Proponents of COVID boosters have a different view of the situation, though. Some believe that every country’s primary duty is to protect its own people; specifically, they have floated the idea of an “influenza standard,” meaning that countries should prioritize the health of their own citizens at least until the risk and impact of COVID is no more than a normal flu season. And in the U.S., while our cases counts are no longer spiking the way they were a few weeks ago, we are well above “flu season” levels, and still make up a large fraction of the world’s cases (almost 20%, at latest count). In the mind of Matt Koci, a virologist at North Carolina State University, we have a responsibility to get our country’s part of the pandemic under control so we don’t end up being the ones responsible for more deadly variants. Ideally, we should vaccinate everyone, but since that doesn’t seem to be possible, he thinks booster vaccines could help limit breakthrough infections, at least.

However, it’s important to consider the larger picture: the longer the rest of the world, not just the United States, goes unvaccinated, the more chance of variants cropping up and spreading. As we are all now well aware, COVID doesn’t care about borders between nations, so it’s in every country’s best interest to help others vaccinate their citizens. The U.S. government seems aware of this, since so far it has donated 110 million vaccine doses to 60 other countries and promised to donate many hundreds of millions more. That is a massive amount, but worldwide demand is in the billions, and the sheer logistical nightmare of transporting the mRNA vaccines, which have to be kept at extremely cold temperatures and expire soon after being thawed, along with the complicated legal agreements between countries required for sharing vaccines makes the demand difficult to satisfy. Countries producing their own vaccines would eliminate those complications, but even if current intellectual property protections that prevent the broad manufacture of COVID vaccines were lifted, many countries (especially the aforementioned low-income ones that need vaccines the most) lack the infrastructure and expertise to make the vaccines themselves. Matt Koci argues that we need to help other countries produce their own vaccines “based on what works for them and their infrastructure — not what works best in the U.S.,” which would mean non-mRNA vaccines that are easier for countries with less specialized infrastructure to mass produce. This line of thought is somewhat reminiscent of the “each country for itself” mindset in the long run: if every nation can manufacture its own vaccines, then perhaps it should be able to use them to vaccinate its own people in whatever way it sees fit.
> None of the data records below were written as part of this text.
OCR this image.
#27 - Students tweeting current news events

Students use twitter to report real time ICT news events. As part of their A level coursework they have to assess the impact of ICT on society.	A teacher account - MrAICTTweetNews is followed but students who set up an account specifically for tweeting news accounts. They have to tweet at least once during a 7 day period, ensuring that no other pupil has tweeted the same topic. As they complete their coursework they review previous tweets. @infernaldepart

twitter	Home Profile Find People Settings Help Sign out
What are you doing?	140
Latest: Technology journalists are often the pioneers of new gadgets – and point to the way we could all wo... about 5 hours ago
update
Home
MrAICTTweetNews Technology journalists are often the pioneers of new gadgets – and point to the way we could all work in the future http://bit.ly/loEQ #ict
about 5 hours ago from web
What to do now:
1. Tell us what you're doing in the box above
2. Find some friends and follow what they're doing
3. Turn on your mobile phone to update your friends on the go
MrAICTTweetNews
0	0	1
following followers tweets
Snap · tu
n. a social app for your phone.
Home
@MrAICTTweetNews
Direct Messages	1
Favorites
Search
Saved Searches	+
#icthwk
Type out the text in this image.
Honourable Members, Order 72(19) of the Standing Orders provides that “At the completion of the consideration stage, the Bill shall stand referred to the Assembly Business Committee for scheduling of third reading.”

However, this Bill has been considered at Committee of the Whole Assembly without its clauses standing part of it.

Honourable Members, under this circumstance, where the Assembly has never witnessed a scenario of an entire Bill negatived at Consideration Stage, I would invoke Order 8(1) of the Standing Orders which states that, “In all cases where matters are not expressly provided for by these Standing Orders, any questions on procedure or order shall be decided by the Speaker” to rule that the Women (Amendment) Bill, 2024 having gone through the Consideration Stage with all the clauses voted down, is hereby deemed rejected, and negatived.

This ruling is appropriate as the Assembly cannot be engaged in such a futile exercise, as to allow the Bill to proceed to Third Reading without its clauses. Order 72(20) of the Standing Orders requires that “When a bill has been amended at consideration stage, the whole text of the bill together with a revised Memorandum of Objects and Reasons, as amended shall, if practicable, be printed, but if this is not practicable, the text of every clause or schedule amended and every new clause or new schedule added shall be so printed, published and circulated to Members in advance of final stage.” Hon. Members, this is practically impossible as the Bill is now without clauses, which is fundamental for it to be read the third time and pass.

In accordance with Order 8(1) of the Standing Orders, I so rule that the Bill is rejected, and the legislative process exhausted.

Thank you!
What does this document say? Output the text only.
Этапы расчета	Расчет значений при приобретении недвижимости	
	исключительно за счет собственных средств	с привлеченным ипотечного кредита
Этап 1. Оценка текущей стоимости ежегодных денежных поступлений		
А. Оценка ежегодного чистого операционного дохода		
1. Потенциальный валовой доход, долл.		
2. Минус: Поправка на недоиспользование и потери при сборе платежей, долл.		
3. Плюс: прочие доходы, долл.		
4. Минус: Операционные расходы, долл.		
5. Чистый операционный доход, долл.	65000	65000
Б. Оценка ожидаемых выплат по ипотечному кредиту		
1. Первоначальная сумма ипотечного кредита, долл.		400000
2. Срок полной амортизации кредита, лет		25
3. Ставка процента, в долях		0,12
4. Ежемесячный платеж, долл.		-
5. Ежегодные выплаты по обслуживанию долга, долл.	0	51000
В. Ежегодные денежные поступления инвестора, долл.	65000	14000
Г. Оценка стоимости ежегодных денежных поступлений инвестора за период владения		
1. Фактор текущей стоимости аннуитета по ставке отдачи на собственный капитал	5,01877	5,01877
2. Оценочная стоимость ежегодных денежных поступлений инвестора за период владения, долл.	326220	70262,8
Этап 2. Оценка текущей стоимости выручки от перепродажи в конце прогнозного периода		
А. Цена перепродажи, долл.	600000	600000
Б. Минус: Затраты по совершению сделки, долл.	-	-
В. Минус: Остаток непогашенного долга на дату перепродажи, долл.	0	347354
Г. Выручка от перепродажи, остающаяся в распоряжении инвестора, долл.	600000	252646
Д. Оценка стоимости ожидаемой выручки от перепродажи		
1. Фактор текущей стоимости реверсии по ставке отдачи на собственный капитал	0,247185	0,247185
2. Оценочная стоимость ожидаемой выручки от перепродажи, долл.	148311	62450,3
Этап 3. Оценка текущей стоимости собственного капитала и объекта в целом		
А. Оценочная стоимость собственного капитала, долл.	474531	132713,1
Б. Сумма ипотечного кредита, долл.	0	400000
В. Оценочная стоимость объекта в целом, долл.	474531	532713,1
So, in essence, the booster vaccine debate is about the obligations countries have to their citizens versus to each other: is it ethically sound to prioritize the possibly less extreme needs of a country’s own population over the needs of those in other, less fortunate nations? Or, given the deeply international reality of the pandemic, should countries be willing to help each other at the potential cost of the health of their own citizens?